Zeynep den çok uzakta Türkiye de işler değişiyordu. Hani derler ya su akar kendi yolunu bulur diye, işte öyle bir şey.

Yaşından, biraz daha fazla gösteren düzgün giyimli bir adam, Karagülen holding binasının içine girdi. Güvenlik, kimi aradığını sordu. Adam, Ali Karagülen 'le görüşmek istediğini söylediğinde, onu danışmaya yönlendirdi.

                                                                 ****            ****          ****

"Buğra bey, Ali Karagülen bey,  sizinle görüşmek istiyor efendim. Müsaitseniz bağlıyorum."

Bu görüşmeyi beklemeyen Buğra şaşkınlığını  gizleme gereği duymadan "Bağlayın bakalım" dedi.

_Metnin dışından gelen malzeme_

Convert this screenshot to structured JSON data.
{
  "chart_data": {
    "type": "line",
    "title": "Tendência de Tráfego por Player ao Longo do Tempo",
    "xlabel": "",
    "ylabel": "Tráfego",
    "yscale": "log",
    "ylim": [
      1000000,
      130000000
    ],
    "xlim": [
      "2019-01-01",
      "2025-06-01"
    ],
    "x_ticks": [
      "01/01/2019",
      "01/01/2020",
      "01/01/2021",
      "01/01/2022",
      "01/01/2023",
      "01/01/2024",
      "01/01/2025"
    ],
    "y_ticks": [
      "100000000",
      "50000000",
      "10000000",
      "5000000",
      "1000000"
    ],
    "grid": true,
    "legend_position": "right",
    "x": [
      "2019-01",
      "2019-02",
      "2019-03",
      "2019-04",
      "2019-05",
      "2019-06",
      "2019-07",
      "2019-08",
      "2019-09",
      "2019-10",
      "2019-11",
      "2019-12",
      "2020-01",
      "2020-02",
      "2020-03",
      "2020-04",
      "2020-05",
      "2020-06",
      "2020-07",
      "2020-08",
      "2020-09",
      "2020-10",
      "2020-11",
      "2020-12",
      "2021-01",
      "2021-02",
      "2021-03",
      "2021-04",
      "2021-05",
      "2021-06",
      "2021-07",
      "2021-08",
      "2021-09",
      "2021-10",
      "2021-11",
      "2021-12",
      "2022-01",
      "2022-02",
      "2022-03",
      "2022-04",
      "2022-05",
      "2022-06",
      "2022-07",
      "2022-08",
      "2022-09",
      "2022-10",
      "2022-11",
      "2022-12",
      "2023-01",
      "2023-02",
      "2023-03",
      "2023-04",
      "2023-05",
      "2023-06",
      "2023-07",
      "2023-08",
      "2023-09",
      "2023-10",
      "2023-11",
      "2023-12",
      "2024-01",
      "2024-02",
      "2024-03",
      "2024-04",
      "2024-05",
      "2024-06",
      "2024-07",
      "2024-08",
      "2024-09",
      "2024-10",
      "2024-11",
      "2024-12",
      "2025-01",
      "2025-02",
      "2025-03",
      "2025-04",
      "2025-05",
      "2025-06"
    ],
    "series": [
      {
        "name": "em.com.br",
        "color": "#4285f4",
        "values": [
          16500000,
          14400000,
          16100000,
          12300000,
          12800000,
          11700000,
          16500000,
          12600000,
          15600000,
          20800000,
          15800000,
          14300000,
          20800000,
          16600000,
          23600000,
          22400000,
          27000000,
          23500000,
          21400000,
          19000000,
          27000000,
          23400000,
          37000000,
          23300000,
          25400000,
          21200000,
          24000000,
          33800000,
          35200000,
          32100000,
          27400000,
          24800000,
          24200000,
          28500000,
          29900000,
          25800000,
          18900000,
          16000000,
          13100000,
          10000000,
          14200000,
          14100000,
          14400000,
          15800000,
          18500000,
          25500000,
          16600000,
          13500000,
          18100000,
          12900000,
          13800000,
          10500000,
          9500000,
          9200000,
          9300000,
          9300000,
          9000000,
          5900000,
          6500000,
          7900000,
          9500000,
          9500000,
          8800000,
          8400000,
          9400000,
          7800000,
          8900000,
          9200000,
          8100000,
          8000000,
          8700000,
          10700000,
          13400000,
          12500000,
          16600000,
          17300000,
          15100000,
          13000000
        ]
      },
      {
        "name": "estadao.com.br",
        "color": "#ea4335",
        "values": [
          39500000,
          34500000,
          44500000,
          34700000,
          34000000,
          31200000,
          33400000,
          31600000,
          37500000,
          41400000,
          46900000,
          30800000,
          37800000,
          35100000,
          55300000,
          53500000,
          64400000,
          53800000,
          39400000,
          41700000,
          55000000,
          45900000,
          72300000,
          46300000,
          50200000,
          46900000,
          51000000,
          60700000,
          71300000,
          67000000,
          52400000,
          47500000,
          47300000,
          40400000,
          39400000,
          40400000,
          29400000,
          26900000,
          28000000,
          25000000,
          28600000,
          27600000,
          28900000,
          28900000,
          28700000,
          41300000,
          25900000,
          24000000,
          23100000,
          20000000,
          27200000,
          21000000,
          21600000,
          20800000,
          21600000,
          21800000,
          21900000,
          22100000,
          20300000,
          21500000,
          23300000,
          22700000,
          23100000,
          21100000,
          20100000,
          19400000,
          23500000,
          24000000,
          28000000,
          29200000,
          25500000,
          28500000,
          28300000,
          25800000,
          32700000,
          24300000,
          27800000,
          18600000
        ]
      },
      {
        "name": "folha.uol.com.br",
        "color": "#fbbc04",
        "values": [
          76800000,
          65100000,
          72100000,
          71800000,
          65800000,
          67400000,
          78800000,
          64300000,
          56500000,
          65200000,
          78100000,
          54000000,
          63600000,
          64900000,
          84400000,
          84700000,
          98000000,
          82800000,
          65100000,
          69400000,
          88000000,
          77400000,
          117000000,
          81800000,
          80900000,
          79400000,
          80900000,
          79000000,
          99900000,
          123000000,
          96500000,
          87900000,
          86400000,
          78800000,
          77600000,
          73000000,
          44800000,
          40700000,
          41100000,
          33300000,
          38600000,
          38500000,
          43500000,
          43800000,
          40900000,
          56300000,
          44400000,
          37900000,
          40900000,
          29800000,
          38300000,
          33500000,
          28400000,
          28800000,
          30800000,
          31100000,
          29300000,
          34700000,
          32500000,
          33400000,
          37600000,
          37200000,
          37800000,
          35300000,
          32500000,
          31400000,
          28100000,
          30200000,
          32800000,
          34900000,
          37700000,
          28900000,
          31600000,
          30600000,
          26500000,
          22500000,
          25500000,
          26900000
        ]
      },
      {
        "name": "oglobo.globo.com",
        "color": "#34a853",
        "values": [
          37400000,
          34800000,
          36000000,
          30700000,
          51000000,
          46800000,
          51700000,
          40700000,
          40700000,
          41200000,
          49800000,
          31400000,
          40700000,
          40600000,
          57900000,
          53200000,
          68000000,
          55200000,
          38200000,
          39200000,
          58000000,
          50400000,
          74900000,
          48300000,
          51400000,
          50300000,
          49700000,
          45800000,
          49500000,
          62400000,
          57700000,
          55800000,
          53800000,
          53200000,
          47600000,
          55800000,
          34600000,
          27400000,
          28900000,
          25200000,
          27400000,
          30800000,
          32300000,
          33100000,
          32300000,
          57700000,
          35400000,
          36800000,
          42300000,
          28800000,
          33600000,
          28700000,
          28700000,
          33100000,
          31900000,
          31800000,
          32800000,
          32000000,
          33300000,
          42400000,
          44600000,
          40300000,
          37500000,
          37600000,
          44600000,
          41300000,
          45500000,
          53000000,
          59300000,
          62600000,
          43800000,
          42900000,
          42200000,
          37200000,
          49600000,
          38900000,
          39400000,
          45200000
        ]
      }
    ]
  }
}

 Türkiye ye dönüşte Zeynep'in annesinin hastalığı hakkında biraz bilgi vermişti gerçi. Ama şimdi neden aradığını kestiremedi.

"Buğra ,merhaba nasılsın? Zeynep ten bir haber alabildin mi? Bir haftadan fazla oluyor, mutlaka görüşmüşsünüzdür. Haberler iyidir inşallah."

"Pek iç açıcı değil aslında, bende önümüzdeki hafta gitmeyi planlıyorum."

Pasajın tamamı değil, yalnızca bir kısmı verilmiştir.